The major differences among the four types of palliative care examined in this study were based upon how quickly the patient’s needs were met, how comfortable the patient felt with the staff in the facility, and the overall atmosphere of the care they received. Inpatient palliative care scored the highest across the board, with p-values of 0.026, 0.004, and <0.001, respectively. This shows that when quantified, the statistical significance of each category based on the setting in which palliative and hospice care takes place can greatly influence how the patient perceives the care they are receiving. The data also suggests that patients who receive palliative care versus hospice care scored each category so high because palliative care offers a much wider range of care options, while also keeping the patient at the center of their care plan.
Both patient perception of care and the resilience of hospice and palliative care nurses can greatly impact the overall experience patients have when receiving end of life care. The study examining patient perceptions of the care they received in various hospice and palliative care settings very briefly showed the differences between hospice and palliative care.

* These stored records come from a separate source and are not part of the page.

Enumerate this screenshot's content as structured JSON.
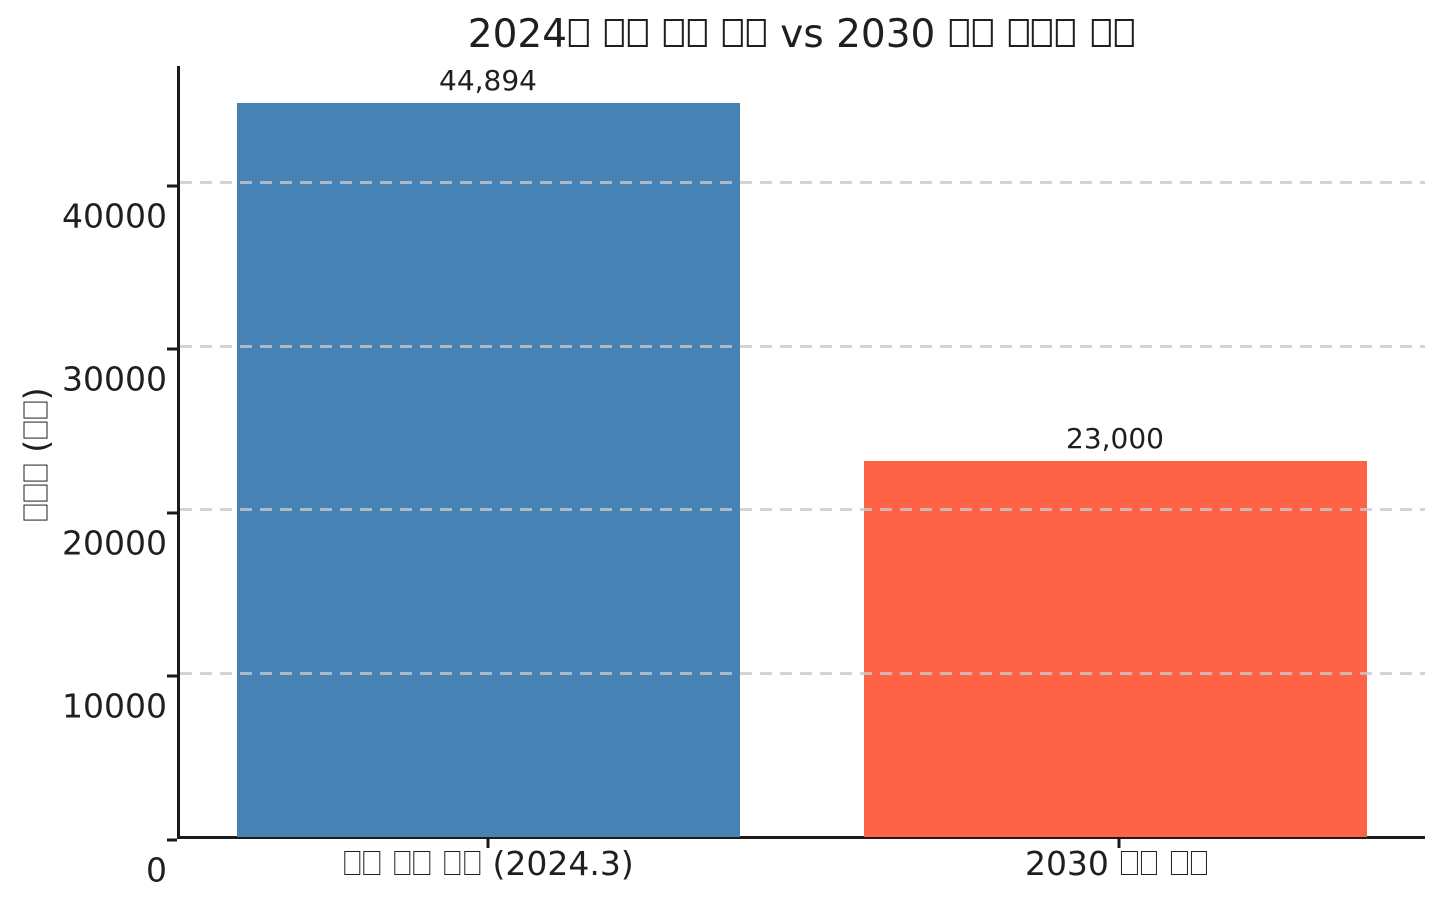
{
  "figure": {
    "background": "#ffffff",
    "text_color": "#1f1f1f",
    "spine_color": "#1a1a1a",
    "grid_color": "#cccccc"
  },
  "chart_data": {
    "type": "bar",
    "title": "2024□ □□ □□ □□ vs 2030 □□ □□□ □□",
    "categories": [
      "□□ □□ □□ (2024.3)",
      "2030 □□ □□"
    ],
    "values": [
      44894,
      23000
    ],
    "value_labels": [
      "44,894",
      "23,000"
    ],
    "bar_colors": [
      "#4682b4",
      "#ff6347"
    ],
    "xlabel": "",
    "ylabel": "□□□ (□□)",
    "yticks": [
      0,
      10000,
      20000,
      30000,
      40000
    ],
    "ytick_labels": [
      "0",
      "10000",
      "20000",
      "30000",
      "40000"
    ],
    "ylim": [
      0,
      47139
    ],
    "grid": "horizontal-dashed",
    "legend": "none"
  }
}
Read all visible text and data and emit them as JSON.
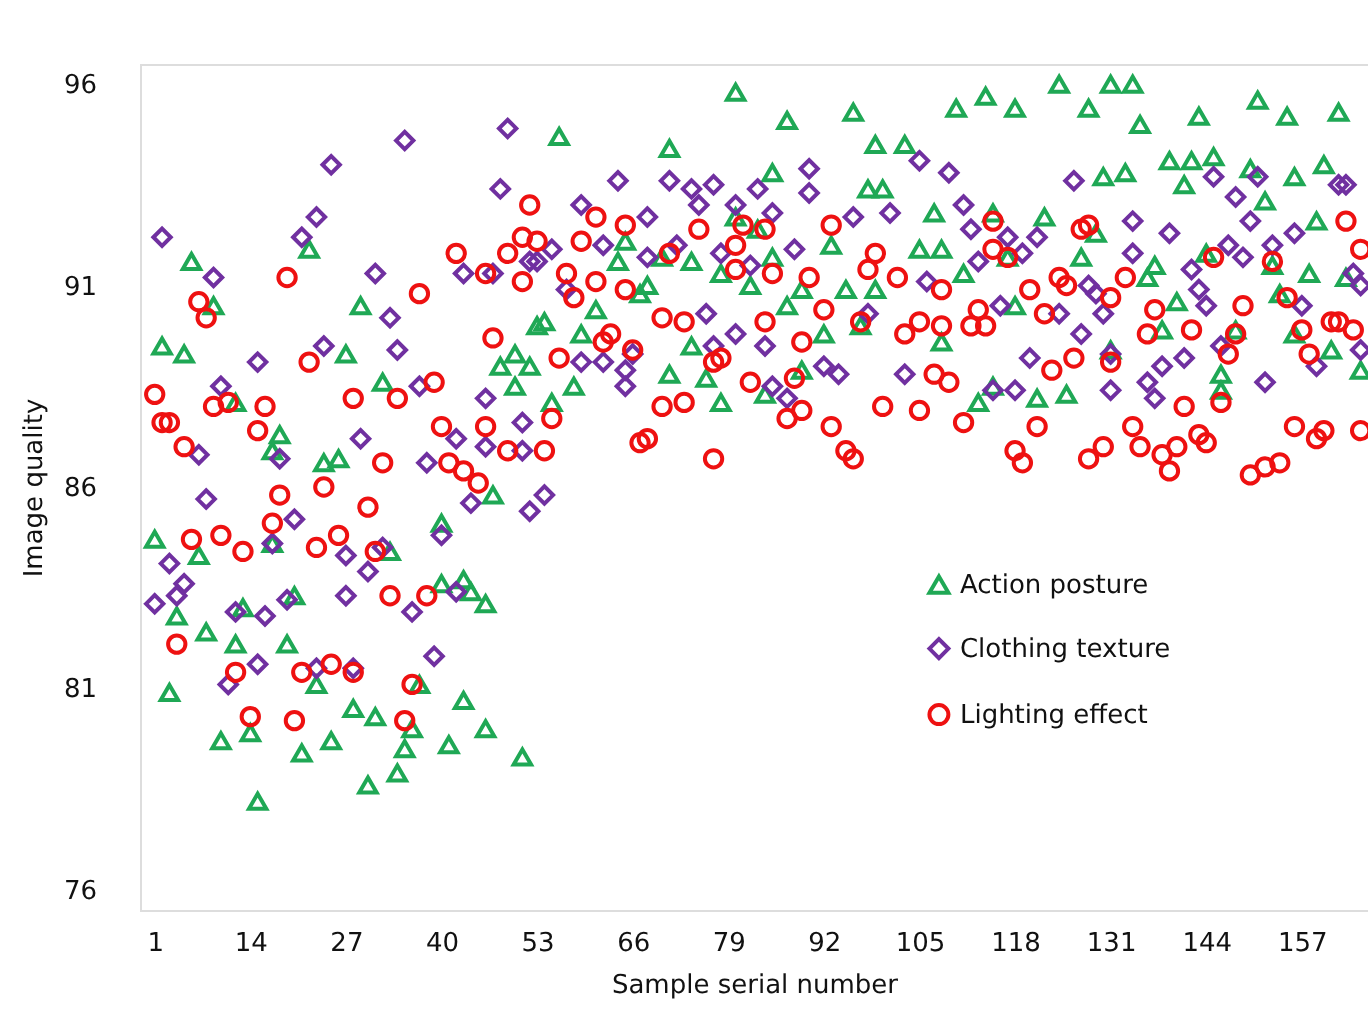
{
  "chart_data": {
    "type": "scatter",
    "xlabel": "Sample serial number",
    "ylabel": "Image quality",
    "xlim": [
      -1,
      166
    ],
    "ylim": [
      75.5,
      96.5
    ],
    "xticks": [
      1,
      14,
      27,
      40,
      53,
      66,
      79,
      92,
      105,
      118,
      131,
      144,
      157
    ],
    "yticks": [
      76,
      81,
      86,
      91,
      96
    ],
    "grid": false,
    "legend": "bottom right",
    "series": [
      {
        "name": "Action posture",
        "color": "#1fa855",
        "marker": "triangle",
        "x": [
          2,
          1,
          3,
          4,
          6,
          5,
          7,
          8,
          9,
          10,
          12,
          12,
          13,
          14,
          15,
          17,
          18,
          17,
          19,
          20,
          21,
          22,
          23,
          24,
          25,
          26,
          27,
          28,
          29,
          30,
          31,
          32,
          33,
          34,
          35,
          36,
          37,
          40,
          40,
          41,
          43,
          43,
          44,
          46,
          46,
          47,
          48,
          50,
          50,
          51,
          53,
          80,
          87,
          96,
          56,
          71,
          99,
          103,
          85,
          98,
          100,
          107,
          80,
          83,
          93,
          65,
          105,
          64,
          74,
          70,
          85,
          78,
          82,
          68,
          67,
          89,
          95,
          99,
          87,
          61,
          54,
          59,
          92,
          74,
          52,
          58,
          71,
          76,
          78,
          84,
          89,
          97,
          55,
          110,
          114,
          118,
          124,
          128,
          131,
          134,
          135,
          143,
          151,
          155,
          162,
          130,
          133,
          139,
          142,
          145,
          141,
          150,
          152,
          156,
          160,
          115,
          122,
          129,
          159,
          108,
          117,
          127,
          137,
          144,
          153,
          158,
          163,
          111,
          136,
          140,
          118,
          154,
          108,
          138,
          148,
          156,
          131,
          161,
          165,
          146,
          113,
          121,
          125,
          115,
          146
        ],
        "values": [
          89.5,
          84.7,
          80.9,
          82.8,
          91.6,
          89.3,
          84.3,
          82.4,
          90.5,
          79.7,
          88.1,
          82.1,
          83.0,
          79.9,
          78.2,
          86.9,
          87.3,
          84.6,
          82.1,
          83.3,
          79.4,
          91.9,
          81.1,
          86.6,
          79.7,
          86.7,
          89.3,
          80.5,
          90.5,
          78.6,
          80.3,
          88.6,
          84.4,
          78.9,
          79.5,
          80.0,
          81.1,
          83.6,
          85.1,
          79.6,
          83.7,
          80.7,
          83.4,
          80.0,
          83.1,
          85.8,
          89.0,
          89.3,
          88.5,
          79.3,
          90.0,
          95.8,
          95.1,
          95.3,
          94.7,
          94.4,
          94.5,
          94.5,
          93.8,
          93.4,
          93.4,
          92.8,
          92.7,
          92.4,
          92.0,
          92.1,
          91.9,
          91.6,
          91.6,
          91.7,
          91.7,
          91.3,
          91.0,
          91.0,
          90.8,
          90.9,
          90.9,
          90.9,
          90.5,
          90.4,
          90.1,
          89.8,
          89.8,
          89.5,
          89.0,
          88.5,
          88.8,
          88.7,
          88.1,
          88.3,
          88.9,
          90.0,
          88.1,
          95.4,
          95.7,
          95.4,
          96.0,
          95.4,
          96.0,
          96.0,
          95.0,
          95.2,
          95.6,
          95.2,
          95.3,
          93.7,
          93.8,
          94.1,
          94.1,
          94.2,
          93.5,
          93.9,
          93.1,
          93.7,
          94.0,
          92.8,
          92.7,
          92.3,
          92.6,
          91.9,
          91.7,
          91.7,
          91.5,
          91.8,
          91.5,
          91.3,
          91.2,
          91.3,
          91.2,
          90.6,
          90.5,
          90.8,
          89.6,
          89.9,
          89.9,
          89.8,
          89.4,
          89.4,
          88.9,
          88.8,
          88.1,
          88.2,
          88.3,
          88.5,
          88.4
        ]
      },
      {
        "name": "Clothing texture",
        "color": "#7030a0",
        "marker": "diamond",
        "x": [
          2,
          9,
          25,
          35,
          23,
          21,
          31,
          33,
          34,
          24,
          15,
          10,
          37,
          46,
          51,
          29,
          18,
          7,
          38,
          42,
          46,
          51,
          8,
          44,
          52,
          3,
          1,
          5,
          4,
          20,
          17,
          27,
          30,
          32,
          40,
          42,
          27,
          19,
          16,
          12,
          36,
          39,
          28,
          23,
          15,
          11,
          47,
          48,
          49,
          43,
          52,
          64,
          71,
          74,
          77,
          90,
          90,
          83,
          59,
          68,
          75,
          80,
          85,
          96,
          101,
          105,
          53,
          55,
          62,
          68,
          72,
          78,
          82,
          88,
          57,
          76,
          80,
          84,
          77,
          66,
          62,
          59,
          65,
          65,
          92,
          94,
          98,
          103,
          85,
          87,
          54,
          106,
          109,
          126,
          145,
          151,
          148,
          162,
          163,
          111,
          150,
          112,
          117,
          121,
          134,
          139,
          156,
          113,
          119,
          134,
          147,
          149,
          153,
          164,
          142,
          128,
          129,
          143,
          116,
          124,
          130,
          144,
          157,
          165,
          127,
          120,
          131,
          141,
          138,
          146,
          159,
          165,
          115,
          118,
          131,
          136,
          137,
          152
        ],
        "values": [
          92.2,
          91.2,
          94.0,
          94.6,
          92.7,
          92.2,
          91.3,
          90.2,
          89.4,
          89.5,
          89.1,
          88.5,
          88.5,
          88.2,
          87.6,
          87.2,
          86.7,
          86.8,
          86.6,
          87.2,
          87.0,
          86.9,
          85.7,
          85.6,
          85.4,
          84.1,
          83.1,
          83.6,
          83.3,
          85.2,
          84.6,
          84.3,
          83.9,
          84.5,
          84.8,
          83.4,
          83.3,
          83.2,
          82.8,
          82.9,
          82.9,
          81.8,
          81.5,
          81.5,
          81.6,
          81.1,
          91.3,
          93.4,
          94.9,
          91.3,
          91.6,
          93.6,
          93.6,
          93.4,
          93.5,
          93.9,
          93.3,
          93.4,
          93.0,
          92.7,
          93.0,
          93.0,
          92.8,
          92.7,
          92.8,
          94.1,
          91.6,
          91.9,
          92.0,
          91.7,
          92.0,
          91.8,
          91.5,
          91.9,
          90.9,
          90.3,
          89.8,
          89.5,
          89.5,
          89.3,
          89.1,
          89.1,
          88.9,
          88.5,
          89.0,
          88.8,
          90.3,
          88.8,
          88.5,
          88.2,
          85.8,
          91.1,
          93.8,
          93.6,
          93.7,
          93.7,
          93.2,
          93.5,
          93.5,
          93.0,
          92.6,
          92.4,
          92.2,
          92.2,
          92.6,
          92.3,
          92.3,
          91.6,
          91.8,
          91.8,
          92.0,
          91.7,
          92.0,
          91.3,
          91.4,
          91.0,
          90.8,
          90.9,
          90.5,
          90.3,
          90.3,
          90.5,
          90.5,
          91.0,
          89.8,
          89.2,
          89.3,
          89.2,
          89.0,
          89.5,
          89.0,
          89.4,
          88.4,
          88.4,
          88.4,
          88.6,
          88.2,
          88.6
        ]
      },
      {
        "name": "Lighting effect",
        "color": "#ee1111",
        "marker": "circle",
        "x": [
          1,
          2,
          3,
          5,
          7,
          8,
          9,
          11,
          16,
          15,
          19,
          22,
          28,
          34,
          37,
          39,
          40,
          32,
          18,
          24,
          30,
          6,
          10,
          13,
          17,
          23,
          26,
          31,
          33,
          38,
          4,
          12,
          21,
          25,
          28,
          36,
          14,
          20,
          35,
          42,
          46,
          47,
          49,
          51,
          52,
          51,
          46,
          49,
          41,
          43,
          45,
          53,
          61,
          59,
          65,
          57,
          61,
          58,
          65,
          71,
          75,
          80,
          81,
          84,
          80,
          85,
          93,
          90,
          99,
          98,
          102,
          70,
          73,
          62,
          63,
          66,
          56,
          84,
          92,
          97,
          89,
          77,
          78,
          103,
          82,
          88,
          55,
          54,
          70,
          73,
          67,
          68,
          77,
          87,
          89,
          93,
          95,
          96,
          100,
          105,
          107,
          115,
          127,
          128,
          115,
          117,
          163,
          165,
          145,
          153,
          108,
          124,
          125,
          133,
          120,
          131,
          155,
          105,
          108,
          112,
          113,
          114,
          122,
          137,
          149,
          161,
          162,
          164,
          136,
          142,
          148,
          157,
          158,
          147,
          126,
          131,
          109,
          123,
          141,
          146,
          111,
          121,
          134,
          156,
          160,
          118,
          119,
          128,
          130,
          135,
          138,
          140,
          139,
          143,
          144,
          150,
          152,
          154,
          159,
          165
        ],
        "values": [
          88.3,
          87.6,
          87.6,
          87.0,
          90.6,
          90.2,
          88.0,
          88.1,
          88.0,
          87.4,
          91.2,
          89.1,
          88.2,
          88.2,
          90.8,
          88.6,
          87.5,
          86.6,
          85.8,
          86.0,
          85.5,
          84.7,
          84.8,
          84.4,
          85.1,
          84.5,
          84.8,
          84.4,
          83.3,
          83.3,
          82.1,
          81.4,
          81.4,
          81.6,
          81.4,
          81.1,
          80.3,
          80.2,
          80.2,
          91.8,
          91.3,
          89.7,
          91.8,
          92.2,
          93.0,
          91.1,
          87.5,
          86.9,
          86.6,
          86.4,
          86.1,
          92.1,
          92.7,
          92.1,
          92.5,
          91.3,
          91.1,
          90.7,
          90.9,
          91.8,
          92.4,
          92.0,
          92.5,
          92.4,
          91.4,
          91.3,
          92.5,
          91.2,
          91.8,
          91.4,
          91.2,
          90.2,
          90.1,
          89.6,
          89.8,
          89.4,
          89.2,
          90.1,
          90.4,
          90.1,
          89.6,
          89.1,
          89.2,
          89.8,
          88.6,
          88.7,
          87.7,
          86.9,
          88.0,
          88.1,
          87.1,
          87.2,
          86.7,
          87.7,
          87.9,
          87.5,
          86.9,
          86.7,
          88.0,
          87.9,
          88.8,
          92.6,
          92.4,
          92.5,
          91.9,
          91.7,
          92.6,
          91.9,
          91.7,
          91.6,
          90.9,
          91.2,
          91.0,
          91.2,
          90.9,
          90.7,
          90.7,
          90.1,
          90.0,
          90.0,
          90.4,
          90.0,
          90.3,
          90.4,
          90.5,
          90.1,
          90.1,
          89.9,
          89.8,
          89.9,
          89.8,
          89.9,
          89.3,
          89.3,
          89.2,
          89.1,
          88.6,
          88.9,
          88.0,
          88.1,
          87.6,
          87.5,
          87.5,
          87.5,
          87.4,
          86.9,
          86.6,
          86.7,
          87.0,
          87.0,
          86.8,
          87.0,
          86.4,
          87.3,
          87.1,
          86.3,
          86.5,
          86.6,
          87.2,
          87.4
        ]
      }
    ]
  }
}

The results of the study showed that inpatient palliative care was preferred by most patients, and this can most likely be attributed to the fact that palliative care covers a much broader spectrum of care than hospice does. The second study examining the resiliency of hospice and palliative care nurses did not differentiate between the two types of end of life care.
Examining the differences between hospice and palliative care through a cultural, ethical and scientific perspective can provide insight into how medicine is ultimately focused on improving patients’ quality of life. Although the differences between the two types of care are not as clear with regards to treatment for the patient and the resiliency of medical staff, there are major discrepancies in the way that hospice and palliative care are covered by insurance as well as how these two types of care impact patient outcomes and satisfaction. Recently, hospice and palliative care have become more widespread, which brings awareness to the importance of a holistic treatment plan. However, minorities remain largely underrepresented in receiving hospice and palliative care, raising many questions about the shortcomings of the healthcare system and end-of-life care. Hospice and palliative care have greatly contributed to the medicalization of death around the world and new methods of end-of-life care continue to arise, putting the patient first and maintaining quality of life at the end of life.